The establishment, improvement, and effective implementation of internal controls, as well as the truthful disclosure of the internal control evaluation report, are the responsibilities of the Company's board of directors. The audit committee supervises the establishment and implementation of internal controls by the board. The management is responsible for organizing and leading the daily operation of the Company's internal controls. The Company's board of directors, audit committee, and directors and senior management ensure that the content of this report does not contain any false records, misleading statements, or significant omissions, and bear individual and joint legal responsibility for the truthfulness, accuracy, and completeness of the report's content.
The objective of the Company's internal controls is to reasonably ensure that business management is legal and compliant, assets are secure, financial reports and related information are true and complete, operational efficiency and effectiveness are improved, and the development strategy is promoted. Due to inherent limitations in internal controls, they can only provide reasonable assurance of achieving the above objectives. Furthermore, changes in circumstances may render internal controls inappropriate or reduce compliance with control policies and procedures, which carries certain risks when inferring the future effectiveness of internal controls based on evaluation results.
Internal Control Evaluation Conclusion
Based on the identification of significant defects in internal controls over financial reporting, as of the benchmark date of the internal control evaluation report, there are no significant defects in financial reporting internal controls. The board believes that the Company has maintained effective financial reporting internal controls in all material respects in accordance with the requirements of the Enterprise Internal Control Normative System and related regulations.
Based on the identification of significant defects in non-financial reporting internal controls, as of the benchmark date of the internal control evaluation report, the Company has not identified any significant defects in non-financial reporting internal controls. Between the benchmark date of the internal control evaluation report and the issuance date of the internal control evaluation report, no factors affecting the effectiveness evaluation conclusion of internal controls have occurred.

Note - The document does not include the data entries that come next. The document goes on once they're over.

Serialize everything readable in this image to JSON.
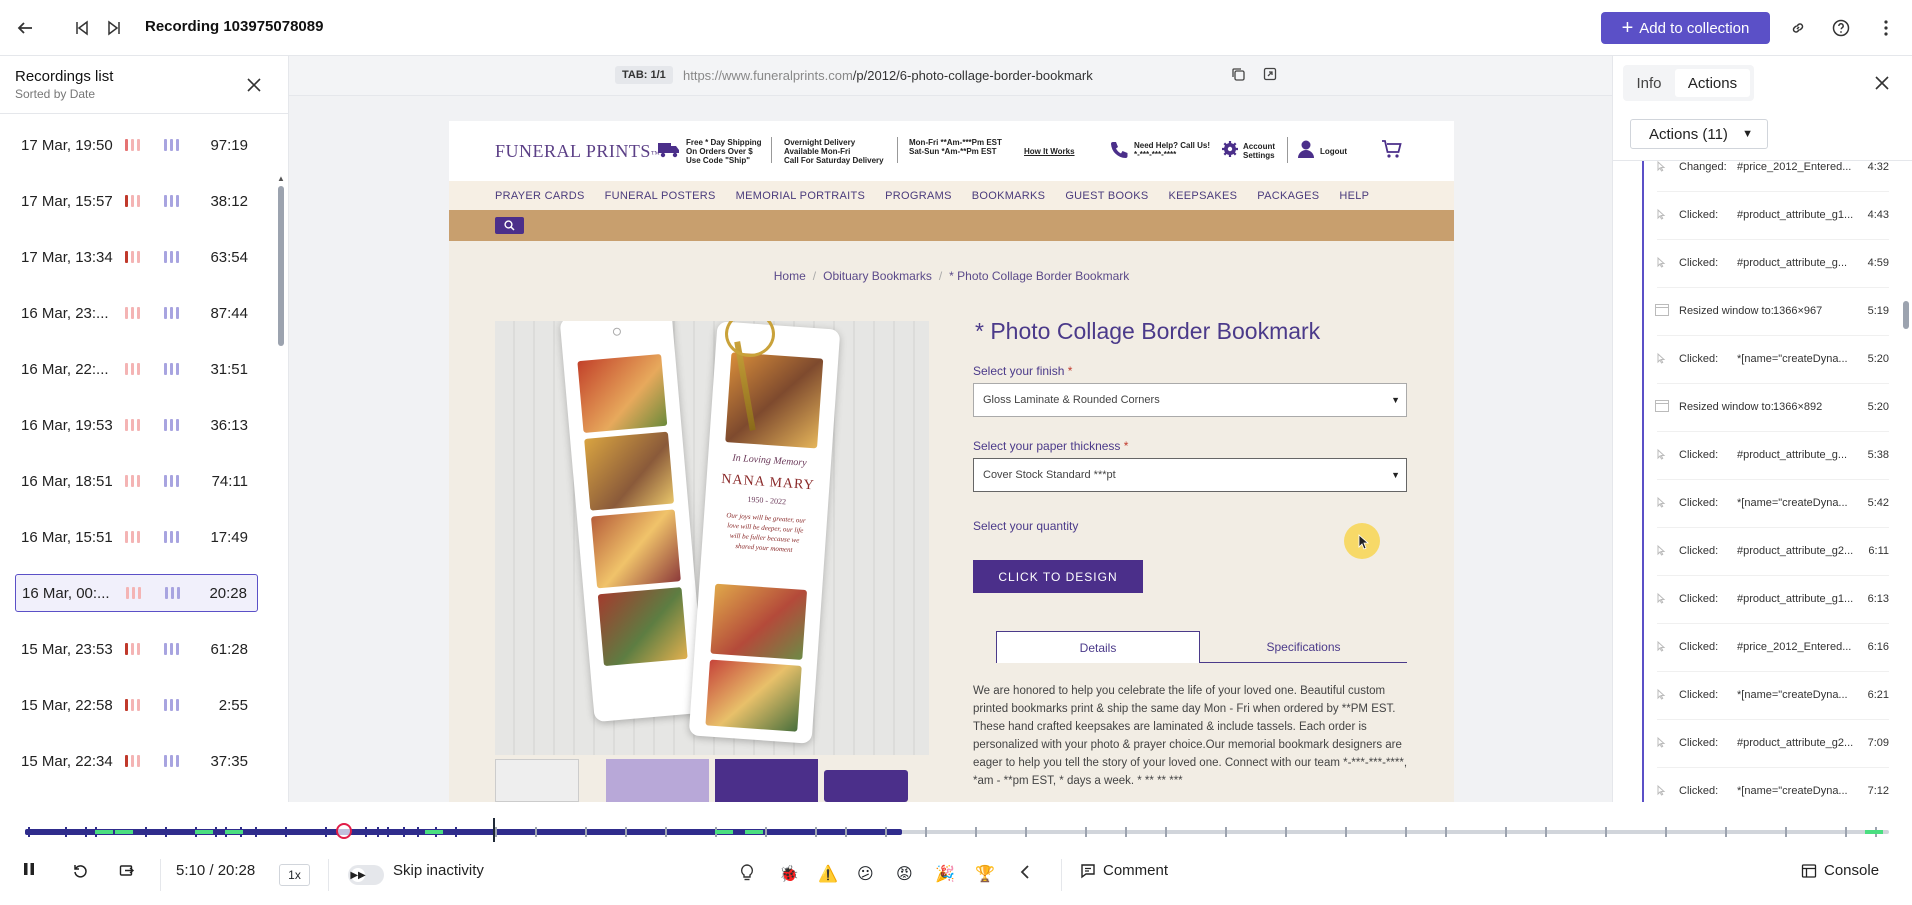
{
  "topbar": {
    "title": "Recording 103975078089",
    "add_label": "Add to collection"
  },
  "recordings": {
    "title": "Recordings list",
    "subtitle": "Sorted by Date",
    "items": [
      {
        "date": "17 Mar, 19:50",
        "duration": "97:19"
      },
      {
        "date": "17 Mar, 15:57",
        "duration": "38:12"
      },
      {
        "date": "17 Mar, 13:34",
        "duration": "63:54"
      },
      {
        "date": "16 Mar, 23:...",
        "duration": "87:44"
      },
      {
        "date": "16 Mar, 22:...",
        "duration": "31:51"
      },
      {
        "date": "16 Mar, 19:53",
        "duration": "36:13"
      },
      {
        "date": "16 Mar, 18:51",
        "duration": "74:11"
      },
      {
        "date": "16 Mar, 15:51",
        "duration": "17:49"
      },
      {
        "date": "16 Mar, 00:...",
        "duration": "20:28"
      },
      {
        "date": "15 Mar, 23:53",
        "duration": "61:28"
      },
      {
        "date": "15 Mar, 22:58",
        "duration": "2:55"
      },
      {
        "date": "15 Mar, 22:34",
        "duration": "37:35"
      }
    ]
  },
  "browser": {
    "tab_badge": "TAB: 1/1",
    "url_prefix": "https://www.funeralprints.com",
    "url_path": "/p/2012/6-photo-collage-border-bookmark"
  },
  "site": {
    "logo": "FUNERAL PRINTS",
    "logo_tm": "™",
    "shipping_text": "Free * Day Shipping\nOn Orders Over $\nUse Code \"Ship\"",
    "delivery_text": "Overnight Delivery\nAvailable Mon-Fri\nCall For Saturday Delivery",
    "hours_text": "Mon-Fri **Am-***Pm EST\nSat-Sun *Am-**Pm EST",
    "how_it_works": "How It Works",
    "help_text": "Need Help? Call Us!\n*-***-***-****",
    "account_text": "Account\nSettings",
    "logout": "Logout",
    "nav": [
      "PRAYER CARDS",
      "FUNERAL POSTERS",
      "MEMORIAL PORTRAITS",
      "PROGRAMS",
      "BOOKMARKS",
      "GUEST BOOKS",
      "KEEPSAKES",
      "PACKAGES",
      "HELP"
    ],
    "breadcrumb": [
      "Home",
      "Obituary Bookmarks",
      "* Photo Collage Border Bookmark"
    ],
    "product_title": "* Photo Collage Border Bookmark",
    "finish_label": "Select your finish",
    "finish_value": "Gloss Laminate & Rounded Corners",
    "thickness_label": "Select your paper thickness",
    "thickness_value": "Cover Stock Standard ***pt",
    "quantity_label": "Select your quantity",
    "design_button": "CLICK TO DESIGN",
    "tab_details": "Details",
    "tab_specs": "Specifications",
    "description": "We are honored to help you celebrate the life of your loved one. Beautiful custom printed bookmarks print & ship the same day Mon - Fri when ordered by **PM EST. These hand crafted keepsakes are laminated & include tassels. Each order is personalized with your photo & prayer choice.Our memorial bookmark designers are eager to help you tell the story of your loved one. Connect with our team *-***-***-****, *am - **pm EST, * days a week. * ** ** ***",
    "bookmark_text": {
      "line1": "In Loving Memory",
      "name": "NANA MARY",
      "years": "1950 - 2022",
      "verse": "Our joys will be greater, our love will be deeper, our life will be fuller because we shared your moment"
    }
  },
  "panel": {
    "tab_info": "Info",
    "tab_actions": "Actions",
    "actions_dropdown": "Actions (11)",
    "actions": [
      {
        "type": "Changed:",
        "target": "#price_2012_Entered...",
        "time": "4:32",
        "icon": "click"
      },
      {
        "type": "Clicked:",
        "target": "#product_attribute_g1...",
        "time": "4:43",
        "icon": "click"
      },
      {
        "type": "Clicked:",
        "target": "#product_attribute_g...",
        "time": "4:59",
        "icon": "click"
      },
      {
        "type": "Resized window to:",
        "target": "1366×967",
        "time": "5:19",
        "icon": "resize"
      },
      {
        "type": "Clicked:",
        "target": "*[name=\"createDyna...",
        "time": "5:20",
        "icon": "click"
      },
      {
        "type": "Resized window to:",
        "target": "1366×892",
        "time": "5:20",
        "icon": "resize"
      },
      {
        "type": "Clicked:",
        "target": "#product_attribute_g...",
        "time": "5:38",
        "icon": "click"
      },
      {
        "type": "Clicked:",
        "target": "*[name=\"createDyna...",
        "time": "5:42",
        "icon": "click"
      },
      {
        "type": "Clicked:",
        "target": "#product_attribute_g2...",
        "time": "6:11",
        "icon": "click"
      },
      {
        "type": "Clicked:",
        "target": "#product_attribute_g1...",
        "time": "6:13",
        "icon": "click"
      },
      {
        "type": "Clicked:",
        "target": "#price_2012_Entered...",
        "time": "6:16",
        "icon": "click"
      },
      {
        "type": "Clicked:",
        "target": "*[name=\"createDyna...",
        "time": "6:21",
        "icon": "click"
      },
      {
        "type": "Clicked:",
        "target": "#product_attribute_g2...",
        "time": "7:09",
        "icon": "click"
      },
      {
        "type": "Clicked:",
        "target": "*[name=\"createDyna...",
        "time": "7:12",
        "icon": "click"
      }
    ]
  },
  "player": {
    "time": "5:10 / 20:28",
    "speed": "1x",
    "skip_label": "Skip inactivity",
    "comment_label": "Comment",
    "console_label": "Console",
    "progress": 0.253,
    "colors": {
      "accent": "#5b50c7",
      "played": "#2f2c8c",
      "event": "#4ade80",
      "error": "#e11d48"
    }
  }
}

Internal Control Evaluation Work Situation
(1) Scope of Internal Control Evaluation
The Company determines the main units, businesses, and high-risk areas included in the evaluation scope based on a risk-oriented principle. The main units included in the evaluation scope comprise the functional departments of the Company headquarters, branch offices (business departments and subsidiaries), and Ruida New Control Capital Management Co., Ltd. (including its subsidiary Xiamen Ruida Yuanfa Supply Chain Management Co., Ltd.), Xiamen Ruida Real Estate Co., Ltd., Ruida International Financial Co., Ltd. (including its wholly-owned subsidiary Ruida International Financial Holdings Co., Ltd., Ruida International Asset Management (Hong Kong) Co., Ltd., Ruida International Securities (Hong Kong) Co., Ltd., and Ruida International Open-Ended Fund Company), Ruida Fund Management Co., Ltd., and Ruida Ruikong Technology Co., Ltd.